范増の最も有名な逸話は、紀元前206年に起こった「鴻門之会」です。このとき、項羽は劉邦(後の漢の高祖)を宴に招き、范増は劉邦が将来項羽の強力な敵となることを見抜いていました。范増は項羽に「今すぐ劉邦を殺すべきだ」と強く進言し、宴の席で暗殺の機会をうかがいました。合図として玉の杯を掲げるなど、暗に項羽に決断を迫りましたが、項羽は優柔不断で決断を下せず、劉邦は范増の策を逃れて生き延びました。この出来事は、范増の先見の明と項羽の判断力の欠如を象徴するエピソードとして後世に語り継がれています。
范増は70歳を過ぎてから項羽に仕え、「亜父(あふ、第二の父)」と呼ばれるほど信頼されました。彼は項羽の軍事戦略を支え、特に秦の滅亡を早めるための助言を行いました。例えば、秦の都・咸陽を攻略する際、范増の策が功を奏したとされています。しかし、項羽が感情的で短慮な性格だったため、范増の忠言が聞き入れられないことも多く、それが後の悲劇につながりました。

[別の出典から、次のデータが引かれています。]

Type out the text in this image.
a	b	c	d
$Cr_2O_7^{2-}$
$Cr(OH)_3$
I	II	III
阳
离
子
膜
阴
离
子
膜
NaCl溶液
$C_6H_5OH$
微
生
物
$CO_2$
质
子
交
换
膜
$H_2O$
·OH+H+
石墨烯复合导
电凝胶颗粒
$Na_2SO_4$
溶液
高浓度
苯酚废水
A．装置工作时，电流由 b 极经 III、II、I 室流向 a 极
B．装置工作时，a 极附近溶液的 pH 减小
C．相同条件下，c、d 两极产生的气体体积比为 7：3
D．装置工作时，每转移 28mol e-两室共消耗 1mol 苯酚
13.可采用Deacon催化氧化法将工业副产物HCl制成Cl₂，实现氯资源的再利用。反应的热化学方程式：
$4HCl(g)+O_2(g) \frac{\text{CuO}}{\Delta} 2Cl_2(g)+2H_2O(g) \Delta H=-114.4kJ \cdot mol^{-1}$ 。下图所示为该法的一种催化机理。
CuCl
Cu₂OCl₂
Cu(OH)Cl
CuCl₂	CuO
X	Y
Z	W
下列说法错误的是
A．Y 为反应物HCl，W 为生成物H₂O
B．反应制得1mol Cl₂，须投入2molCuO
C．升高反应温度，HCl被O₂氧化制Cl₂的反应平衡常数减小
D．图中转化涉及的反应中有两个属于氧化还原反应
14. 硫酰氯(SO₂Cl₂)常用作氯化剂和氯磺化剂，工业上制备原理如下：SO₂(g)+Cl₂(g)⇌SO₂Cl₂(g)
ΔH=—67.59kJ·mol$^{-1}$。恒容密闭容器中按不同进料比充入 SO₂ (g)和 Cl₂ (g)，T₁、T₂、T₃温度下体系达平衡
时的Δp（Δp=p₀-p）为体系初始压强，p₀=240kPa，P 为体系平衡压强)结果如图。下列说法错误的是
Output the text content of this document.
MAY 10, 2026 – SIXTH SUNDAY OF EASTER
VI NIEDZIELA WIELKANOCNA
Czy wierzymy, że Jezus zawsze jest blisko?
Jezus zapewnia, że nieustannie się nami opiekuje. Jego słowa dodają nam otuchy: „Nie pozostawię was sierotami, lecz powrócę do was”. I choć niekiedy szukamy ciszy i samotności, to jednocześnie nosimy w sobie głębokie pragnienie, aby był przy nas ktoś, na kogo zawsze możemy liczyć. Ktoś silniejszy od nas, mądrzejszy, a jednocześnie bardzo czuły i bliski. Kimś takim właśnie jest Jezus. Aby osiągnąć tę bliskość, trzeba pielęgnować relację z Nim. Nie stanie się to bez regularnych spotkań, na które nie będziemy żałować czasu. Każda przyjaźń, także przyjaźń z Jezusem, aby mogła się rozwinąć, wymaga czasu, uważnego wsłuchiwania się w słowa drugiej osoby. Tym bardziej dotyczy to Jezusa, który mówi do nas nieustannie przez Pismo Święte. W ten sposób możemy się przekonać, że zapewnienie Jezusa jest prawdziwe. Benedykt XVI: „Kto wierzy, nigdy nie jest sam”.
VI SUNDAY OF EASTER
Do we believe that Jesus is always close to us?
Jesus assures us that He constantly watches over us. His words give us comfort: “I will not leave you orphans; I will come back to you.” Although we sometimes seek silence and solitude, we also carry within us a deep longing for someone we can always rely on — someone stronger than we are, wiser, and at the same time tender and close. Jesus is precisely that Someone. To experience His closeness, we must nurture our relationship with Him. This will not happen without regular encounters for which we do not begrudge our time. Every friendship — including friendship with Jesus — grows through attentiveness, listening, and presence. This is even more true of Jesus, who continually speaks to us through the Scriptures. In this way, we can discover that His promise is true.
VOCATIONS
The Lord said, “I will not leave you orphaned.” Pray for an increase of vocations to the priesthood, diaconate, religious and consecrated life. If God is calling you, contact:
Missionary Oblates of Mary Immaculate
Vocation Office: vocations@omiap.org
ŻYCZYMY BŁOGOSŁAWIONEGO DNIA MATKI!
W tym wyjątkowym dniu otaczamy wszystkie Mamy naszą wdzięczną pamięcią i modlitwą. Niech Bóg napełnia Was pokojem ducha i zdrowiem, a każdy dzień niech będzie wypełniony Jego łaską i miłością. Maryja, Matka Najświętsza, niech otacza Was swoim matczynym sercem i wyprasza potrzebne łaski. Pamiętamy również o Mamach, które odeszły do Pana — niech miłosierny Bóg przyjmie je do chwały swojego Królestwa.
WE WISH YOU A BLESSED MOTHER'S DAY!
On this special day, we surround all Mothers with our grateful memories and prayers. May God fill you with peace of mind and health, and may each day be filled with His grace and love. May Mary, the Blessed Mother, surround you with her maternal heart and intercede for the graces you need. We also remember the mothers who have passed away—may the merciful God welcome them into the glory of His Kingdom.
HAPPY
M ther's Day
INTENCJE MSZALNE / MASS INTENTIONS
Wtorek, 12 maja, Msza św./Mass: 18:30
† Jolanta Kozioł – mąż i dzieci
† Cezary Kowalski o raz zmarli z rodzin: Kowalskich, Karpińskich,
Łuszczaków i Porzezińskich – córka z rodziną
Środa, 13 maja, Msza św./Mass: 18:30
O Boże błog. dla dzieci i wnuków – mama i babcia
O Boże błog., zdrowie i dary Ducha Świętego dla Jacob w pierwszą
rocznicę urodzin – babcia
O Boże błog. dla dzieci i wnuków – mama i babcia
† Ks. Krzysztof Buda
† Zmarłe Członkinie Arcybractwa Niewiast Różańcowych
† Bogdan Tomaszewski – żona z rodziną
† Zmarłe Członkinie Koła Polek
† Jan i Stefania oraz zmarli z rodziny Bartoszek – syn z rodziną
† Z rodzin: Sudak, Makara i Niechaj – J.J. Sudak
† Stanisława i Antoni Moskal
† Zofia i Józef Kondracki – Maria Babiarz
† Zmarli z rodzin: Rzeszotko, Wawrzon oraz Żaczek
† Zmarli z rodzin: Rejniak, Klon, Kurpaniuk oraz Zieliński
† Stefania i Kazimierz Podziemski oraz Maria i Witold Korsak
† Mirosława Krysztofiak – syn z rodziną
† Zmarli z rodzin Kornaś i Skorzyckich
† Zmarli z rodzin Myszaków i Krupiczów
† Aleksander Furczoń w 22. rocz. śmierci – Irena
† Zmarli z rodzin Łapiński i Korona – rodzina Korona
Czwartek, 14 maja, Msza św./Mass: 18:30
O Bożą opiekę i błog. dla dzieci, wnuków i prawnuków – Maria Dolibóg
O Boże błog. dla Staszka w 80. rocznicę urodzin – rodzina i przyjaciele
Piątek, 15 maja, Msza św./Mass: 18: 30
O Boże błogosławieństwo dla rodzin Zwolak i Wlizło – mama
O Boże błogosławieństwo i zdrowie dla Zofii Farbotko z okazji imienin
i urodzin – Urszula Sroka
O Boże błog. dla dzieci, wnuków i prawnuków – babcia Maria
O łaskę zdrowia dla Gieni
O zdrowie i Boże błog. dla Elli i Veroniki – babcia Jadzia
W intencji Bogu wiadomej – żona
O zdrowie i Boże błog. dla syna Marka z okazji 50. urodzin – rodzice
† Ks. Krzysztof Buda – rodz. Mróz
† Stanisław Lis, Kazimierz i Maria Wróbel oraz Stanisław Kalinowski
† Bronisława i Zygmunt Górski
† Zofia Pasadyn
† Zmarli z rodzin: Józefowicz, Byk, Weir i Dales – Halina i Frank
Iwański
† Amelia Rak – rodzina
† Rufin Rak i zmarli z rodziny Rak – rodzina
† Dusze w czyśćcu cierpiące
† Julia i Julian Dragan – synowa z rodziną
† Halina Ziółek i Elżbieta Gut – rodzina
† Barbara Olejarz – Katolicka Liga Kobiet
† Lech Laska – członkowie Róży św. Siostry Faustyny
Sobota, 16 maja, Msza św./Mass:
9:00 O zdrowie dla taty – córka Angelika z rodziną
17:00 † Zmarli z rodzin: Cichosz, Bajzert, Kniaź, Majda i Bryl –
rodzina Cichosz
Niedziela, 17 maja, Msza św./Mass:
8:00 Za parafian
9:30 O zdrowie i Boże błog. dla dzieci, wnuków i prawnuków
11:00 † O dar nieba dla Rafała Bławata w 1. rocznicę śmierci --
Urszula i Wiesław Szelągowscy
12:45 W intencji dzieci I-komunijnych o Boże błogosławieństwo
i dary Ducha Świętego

范増と項羽の関係が決定的に悪化したのは、劉邦の離間策によるものでした。劉邦の側近・陳平が「范増が裏で劉邦と通じている」という偽情報を流し、項羽の猜疑心を煽ったのです。項羽はこれを信じてしまい、范増を遠ざけました。激怒した范増は「これ以上あなたを補佐することはできない」と項羽のもとを去り、故郷へ向かう途中で病に倒れ、亡くなったと伝えられています。このとき彼は73歳でした。范増の離脱は、項羽の滅亡を加速させる要因の一つとされています。
范増は鋭い洞察力と戦略眼を持つ人物として高く評価されますが、項羽の性格を見抜けず、最後まで彼を導ききれなかった点で限界も指摘されます。『史記』では、司馬遷が范増を「知恵はあるが運に恵まれなかった」と評しており、彼の人生は知略と運命のせめぎ合いの象徴ともいえます。
范増はとても忠義者でありとても優秀な人間なのです!
そんな忠義者で素晴らしい能力を持った范増を知っている誠は、心から范増を欲して頭を下げるのは当然といえば当然かもしれません。